For Diversity candidates, There are many additional communities to get involved with. All of these organizations do important work to close the gap in cybersecurity:

• WiCyS, or Women in Cybersecurity: WiCyS is an international network that brings together women of varying degrees of experience in the industry for an annual conference, career fairs, scholarships, and mentoring.
• BlackGirlsHack: BlackGirlsHack provides training, coaching, and educational materials to help Black women advance their careers in cybersecurity and penetration testing.
• Women’s Society of Cyberjutsu (WSC): The Women's Society of Cyberjutsu is committed to empowering women in cybersecurity by offering courses, mentorship, networking opportunities, and practical training to assist women develop their technical abilities and enhance their careers.
• Girls Who Hack: Girls Who Hack aims to provide young women with cybersecurity and hacking knowledge. They provide educational materials and practical training to encourage young women to become active in cybersecurity from an early age.
• InfoSec Girls: InfoSec Girls is a community that focuses on bringing more diversity into cybersecurity. InfosecGirls offers mentorship, training, workshops, and networking opportunities to help individuals develop their cybersecurity skills and careers.
• InfoSec Diversity: InfoSec Diversity is focused on promoting and supporting diversity and inclusion within the cybersecurity community. They encourage knowledge sharing, and collaboration, and provide a space where diverse voices in cybersecurity can connect and uplift one another.
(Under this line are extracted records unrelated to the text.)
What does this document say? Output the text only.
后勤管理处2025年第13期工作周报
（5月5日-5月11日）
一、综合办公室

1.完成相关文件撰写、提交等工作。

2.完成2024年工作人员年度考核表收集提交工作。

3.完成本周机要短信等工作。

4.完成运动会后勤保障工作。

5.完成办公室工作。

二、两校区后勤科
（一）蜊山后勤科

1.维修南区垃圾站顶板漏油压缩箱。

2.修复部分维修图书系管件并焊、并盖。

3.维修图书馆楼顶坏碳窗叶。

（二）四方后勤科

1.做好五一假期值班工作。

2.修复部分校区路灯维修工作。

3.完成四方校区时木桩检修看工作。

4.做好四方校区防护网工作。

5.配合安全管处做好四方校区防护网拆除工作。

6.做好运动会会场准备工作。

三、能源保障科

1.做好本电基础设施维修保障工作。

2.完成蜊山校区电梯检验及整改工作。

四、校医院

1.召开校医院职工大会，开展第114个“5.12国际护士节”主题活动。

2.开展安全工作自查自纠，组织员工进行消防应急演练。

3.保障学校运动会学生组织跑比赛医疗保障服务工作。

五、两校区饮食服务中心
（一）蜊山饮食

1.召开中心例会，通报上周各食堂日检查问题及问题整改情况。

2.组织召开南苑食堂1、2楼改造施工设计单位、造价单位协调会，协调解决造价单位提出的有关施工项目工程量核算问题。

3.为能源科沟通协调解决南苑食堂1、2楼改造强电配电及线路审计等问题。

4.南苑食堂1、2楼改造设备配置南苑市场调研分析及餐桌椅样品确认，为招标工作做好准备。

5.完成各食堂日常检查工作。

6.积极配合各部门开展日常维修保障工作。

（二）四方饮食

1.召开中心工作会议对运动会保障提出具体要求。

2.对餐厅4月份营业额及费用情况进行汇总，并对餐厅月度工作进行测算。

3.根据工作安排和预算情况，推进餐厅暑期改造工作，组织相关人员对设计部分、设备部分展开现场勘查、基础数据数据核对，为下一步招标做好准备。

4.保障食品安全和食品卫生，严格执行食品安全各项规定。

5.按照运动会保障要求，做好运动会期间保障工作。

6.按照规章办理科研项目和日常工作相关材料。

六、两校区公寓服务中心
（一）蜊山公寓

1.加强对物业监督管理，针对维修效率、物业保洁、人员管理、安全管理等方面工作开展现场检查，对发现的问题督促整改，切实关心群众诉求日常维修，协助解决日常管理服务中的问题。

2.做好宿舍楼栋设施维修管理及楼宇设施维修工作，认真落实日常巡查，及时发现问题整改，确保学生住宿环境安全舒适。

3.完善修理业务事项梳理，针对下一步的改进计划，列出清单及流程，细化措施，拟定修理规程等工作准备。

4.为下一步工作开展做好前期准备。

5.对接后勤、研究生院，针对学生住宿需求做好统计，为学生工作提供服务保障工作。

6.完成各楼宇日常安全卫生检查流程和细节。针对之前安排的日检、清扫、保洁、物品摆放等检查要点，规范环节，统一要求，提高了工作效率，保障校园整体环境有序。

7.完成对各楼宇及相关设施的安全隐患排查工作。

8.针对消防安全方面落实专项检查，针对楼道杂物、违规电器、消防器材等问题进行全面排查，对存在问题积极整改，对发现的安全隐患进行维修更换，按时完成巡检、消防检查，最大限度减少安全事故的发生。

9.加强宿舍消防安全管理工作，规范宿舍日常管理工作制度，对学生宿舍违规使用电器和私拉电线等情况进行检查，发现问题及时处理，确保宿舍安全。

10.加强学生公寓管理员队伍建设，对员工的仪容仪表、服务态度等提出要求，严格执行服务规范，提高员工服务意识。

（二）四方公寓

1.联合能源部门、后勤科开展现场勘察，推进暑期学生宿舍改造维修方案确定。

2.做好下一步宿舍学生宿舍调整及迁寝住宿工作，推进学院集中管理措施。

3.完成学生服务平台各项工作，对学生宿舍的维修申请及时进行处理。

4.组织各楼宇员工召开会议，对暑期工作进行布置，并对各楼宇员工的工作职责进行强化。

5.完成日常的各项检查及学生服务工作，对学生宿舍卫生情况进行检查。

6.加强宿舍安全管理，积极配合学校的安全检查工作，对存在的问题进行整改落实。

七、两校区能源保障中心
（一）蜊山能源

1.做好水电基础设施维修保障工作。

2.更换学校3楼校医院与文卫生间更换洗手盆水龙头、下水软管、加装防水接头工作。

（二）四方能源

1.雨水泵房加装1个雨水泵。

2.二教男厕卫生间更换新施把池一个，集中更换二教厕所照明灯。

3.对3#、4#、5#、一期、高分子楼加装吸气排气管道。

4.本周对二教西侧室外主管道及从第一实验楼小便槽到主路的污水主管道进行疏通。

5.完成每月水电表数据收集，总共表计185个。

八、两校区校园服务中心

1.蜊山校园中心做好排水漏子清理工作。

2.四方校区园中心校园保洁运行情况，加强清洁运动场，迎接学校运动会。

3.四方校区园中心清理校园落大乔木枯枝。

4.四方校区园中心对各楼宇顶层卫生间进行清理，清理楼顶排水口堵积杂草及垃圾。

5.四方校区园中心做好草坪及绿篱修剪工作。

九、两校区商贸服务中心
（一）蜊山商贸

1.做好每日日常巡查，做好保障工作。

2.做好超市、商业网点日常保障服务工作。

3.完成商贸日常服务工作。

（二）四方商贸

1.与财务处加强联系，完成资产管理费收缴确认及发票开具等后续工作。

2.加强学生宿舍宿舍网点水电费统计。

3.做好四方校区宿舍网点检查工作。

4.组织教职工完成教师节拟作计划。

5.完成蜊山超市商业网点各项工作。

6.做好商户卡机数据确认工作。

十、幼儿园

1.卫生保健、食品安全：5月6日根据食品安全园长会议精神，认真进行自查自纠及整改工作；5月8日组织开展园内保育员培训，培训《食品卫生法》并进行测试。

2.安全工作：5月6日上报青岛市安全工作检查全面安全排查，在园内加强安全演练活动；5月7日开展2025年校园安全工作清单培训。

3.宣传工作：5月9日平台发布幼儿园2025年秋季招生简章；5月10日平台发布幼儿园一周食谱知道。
Listen to experts talk cybersecurity

Don't just learn alone! Supplement your studies by following cybersecurity experts on YouTube and social media and get inspired by their journeys in the field. Here are some interviews I’ve conducted with leaders in the industry:

• Breaking into Web App Pen-testing - Gabrielle
• Breaking into Web App Hacking - Farah Hawa
• Breaking into DevSecOps with Clint Gibler
• Breaking into Application Security with Rob Cuddy

Conclusion

Ready to dive into the world of Application Security? Start with the basics, and don’t worry – there are tons of free courses and resources to get you started. Roll up your sleeves and get hands-on with labs to solidify your skills. Don’t be afraid to connect with other security enthusiasts. A little mentorship can go a long way in opening doors and making the journey more fun. So, keep your curiosity alive, and let's explore the exciting field of Application Security together!